Following that precedent, the Kivalina suit documents energy companies’ support of trade associations such as the Advancement of Sound Science Coalition, which was founded by Philip Morris’s PR firm to downplay the hazards of secondhand smoke and later refocused to discredit science about climate change. ExxonMobil is accused of channeling $16 million over a seven-year period to 42 organizations that promote false information on global warming. One is the George C. Marshall Institute, a think tank cofounded by the late Frederick Seitz, the former president of the National Academy of Sciences who also worked as a research adviser for R.J. Reynolds. (The academy later dissociated itself from his findings.)
Alan Jeffers, an ExxonMobil spokesman, responds that the company has never asked any such organization to take a position and has discontinued funding to some of them. While he won’t comment directly on the Kivalina case, he insists that ExxonMobil views climate change very seriously. “We’re taking action to reduce emissions in our operations and to help consumers reduce theirs through various technologies,” Jeffers says, “whether it’s making hydro-carbon use more efficient or exploring how to make next-generation alternatives like solar and biofuels more affordable.”
(Photos: Kevin Horan)
Not everyone sees Kivalina as a Native American David confronting a corporate Goliath. “As soon as I heard about that lawsuit on the news, I knew it must be Kivalina,” remarks an occasional maintenance worker in the village. “They’re just looking for somebody to pay to move their town for them.
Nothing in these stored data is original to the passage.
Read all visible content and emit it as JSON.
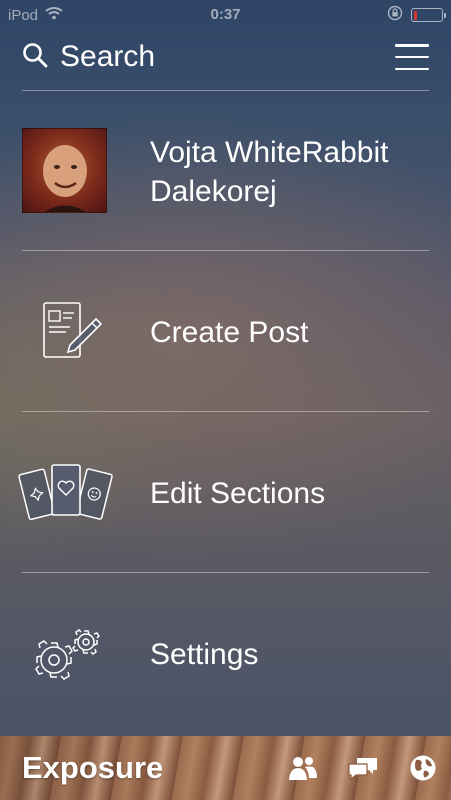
{
  "status_bar": {
    "carrier": "iPod",
    "time": "0:37",
    "battery_color": "#d9362e",
    "battery_level": 0.12,
    "icons": [
      "wifi-icon",
      "orientation-lock-icon",
      "battery-icon"
    ]
  },
  "header": {
    "search_label": "Search",
    "icons": [
      "search-icon",
      "hamburger-menu-icon"
    ]
  },
  "menu": {
    "profile": {
      "name": "Vojta WhiteRabbit Dalekorej",
      "icon": "avatar"
    },
    "create_post": {
      "label": "Create Post",
      "icon": "create-post-icon"
    },
    "edit_sections": {
      "label": "Edit Sections",
      "icon": "cards-icon"
    },
    "settings": {
      "label": "Settings",
      "icon": "gears-icon"
    }
  },
  "footer": {
    "brand": "Exposure",
    "icons": [
      "people-icon",
      "chat-icon",
      "globe-icon"
    ]
  }
}
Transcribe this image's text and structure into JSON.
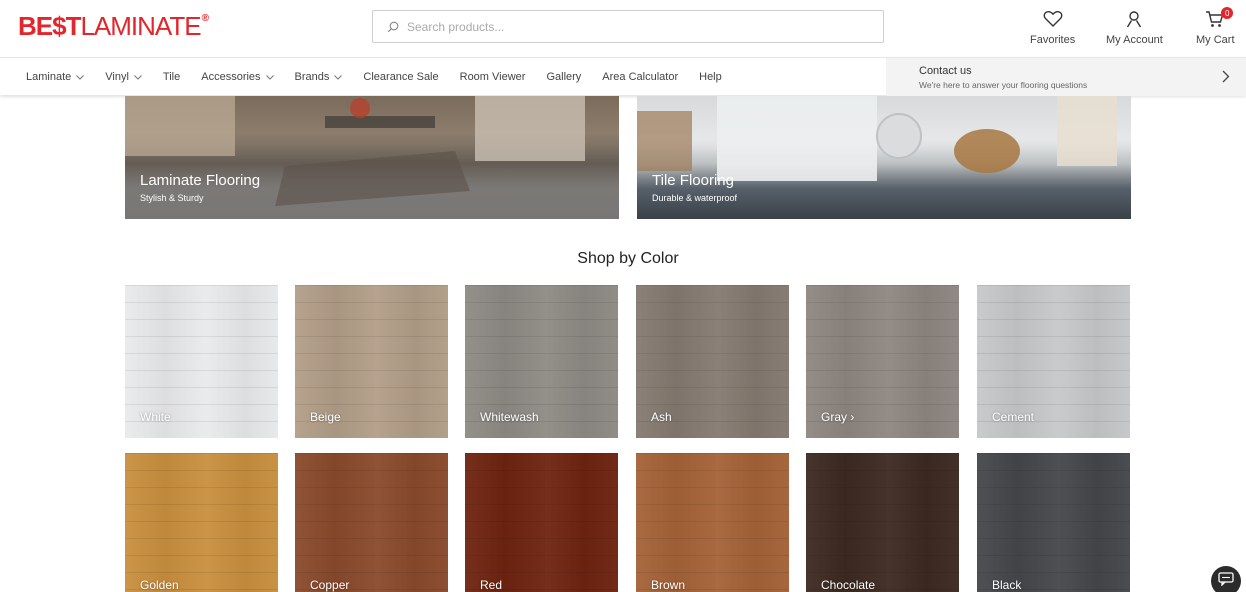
{
  "header": {
    "logo": {
      "part1": "BE$T",
      "part2": "LAMINATE",
      "reg": "®"
    },
    "search": {
      "placeholder": "Search products...",
      "value": ""
    },
    "actions": {
      "favorites": "Favorites",
      "account": "My Account",
      "cart": "My Cart",
      "cart_count": "0"
    }
  },
  "nav": {
    "items": [
      {
        "label": "Laminate",
        "dropdown": true
      },
      {
        "label": "Vinyl",
        "dropdown": true
      },
      {
        "label": "Tile",
        "dropdown": false
      },
      {
        "label": "Accessories",
        "dropdown": true
      },
      {
        "label": "Brands",
        "dropdown": true
      },
      {
        "label": "Clearance Sale",
        "dropdown": false
      },
      {
        "label": "Room Viewer",
        "dropdown": false
      },
      {
        "label": "Gallery",
        "dropdown": false
      },
      {
        "label": "Area Calculator",
        "dropdown": false
      },
      {
        "label": "Help",
        "dropdown": false
      }
    ],
    "contact": {
      "title": "Contact us",
      "subtitle": "We're here to answer your flooring questions"
    }
  },
  "banners": [
    {
      "title": "Laminate Flooring",
      "subtitle": "Stylish & Sturdy"
    },
    {
      "title": "Tile Flooring",
      "subtitle": "Durable & waterproof"
    }
  ],
  "shop_by_color": {
    "title": "Shop by Color",
    "swatches": [
      {
        "label": "White",
        "color": "#e9eaec"
      },
      {
        "label": "Beige",
        "color": "#b29e88"
      },
      {
        "label": "Whitewash",
        "color": "#8e8a84"
      },
      {
        "label": "Ash",
        "color": "#857a70"
      },
      {
        "label": "Gray ›",
        "color": "#8e8781"
      },
      {
        "label": "Cement",
        "color": "#c6c8ca"
      },
      {
        "label": "Golden",
        "color": "#c98f3e"
      },
      {
        "label": "Copper",
        "color": "#8a4a2c"
      },
      {
        "label": "Red",
        "color": "#6e2410"
      },
      {
        "label": "Brown",
        "color": "#a56238"
      },
      {
        "label": "Chocolate",
        "color": "#3d2a22"
      },
      {
        "label": "Black",
        "color": "#45474b"
      }
    ]
  },
  "colors": {
    "brand_red": "#e3262c"
  },
  "icons": [
    "search-icon",
    "heart-icon",
    "user-icon",
    "cart-icon",
    "chevron-down-icon",
    "chevron-right-icon",
    "chat-icon"
  ]
}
They have a legitimate case about global warming, but they’re totally dependent on fossil fuel. They even drive to the store because they don’t want to walk.”
Even Kivalina’s mayor, Bert Adams, believes that filing lawsuits isn’t going to relocate the town. “I think you’ve got to solve your own problems,” he says. “I don’t like the blame game.” In contrast to Kivalina’s approach, the similarly endangered community of Newtok, 470 miles south, recently began moving itself. Although red tape and lack of funds have reportedly delayed that effort, it hasn’t kept Kivalina from being viewed unfavorably by comparison. When Colleen Swan visited the capital, she heard that some state legislators consider Kivalina “a handful of disenfranchised militants.”
Swan doesn’t take comments like that very well. “My grandfather was a priest who told me to turn the other cheek and walk away from people if they give you trouble,” she says. “But there are some things you just can’t walk away from.”
Or swim or fly either. In the event of an unprecedented flood, boats and planes would be of little help in evacuating Kivalina. This summer the Army Corps of Engineers began work on a rock-reinforcement project to provide interim protection, but only a fifth of the necessary length was expected to be completed by fall. Meanwhile, the Corps is bringing in another 5,000 cubic yards of sand. “They’re just fumbling in the dark,” says Kendall-Miller.
As fall approached, Colleen Swan organized a teleconference between several state and federal agencies to plan for the storm season. The town continues to brace itself, awaiting not only unpredictable weather but a court ruling on whether distant corporations could someday be called to account for its fate.
“Is global warming at its peak, or is it going to get worse? No one knows the answers,” Swan says. “We’re talking about moving our village in a state that’s 65 percent wetlands. You have to wonder if any place is safe.”
An Inupiat hunter prepares to go whaling with a harpoon. Less ice means harder hunting.
Update: As of July 13, 2012, Kivalina’s case is still pending in US courts.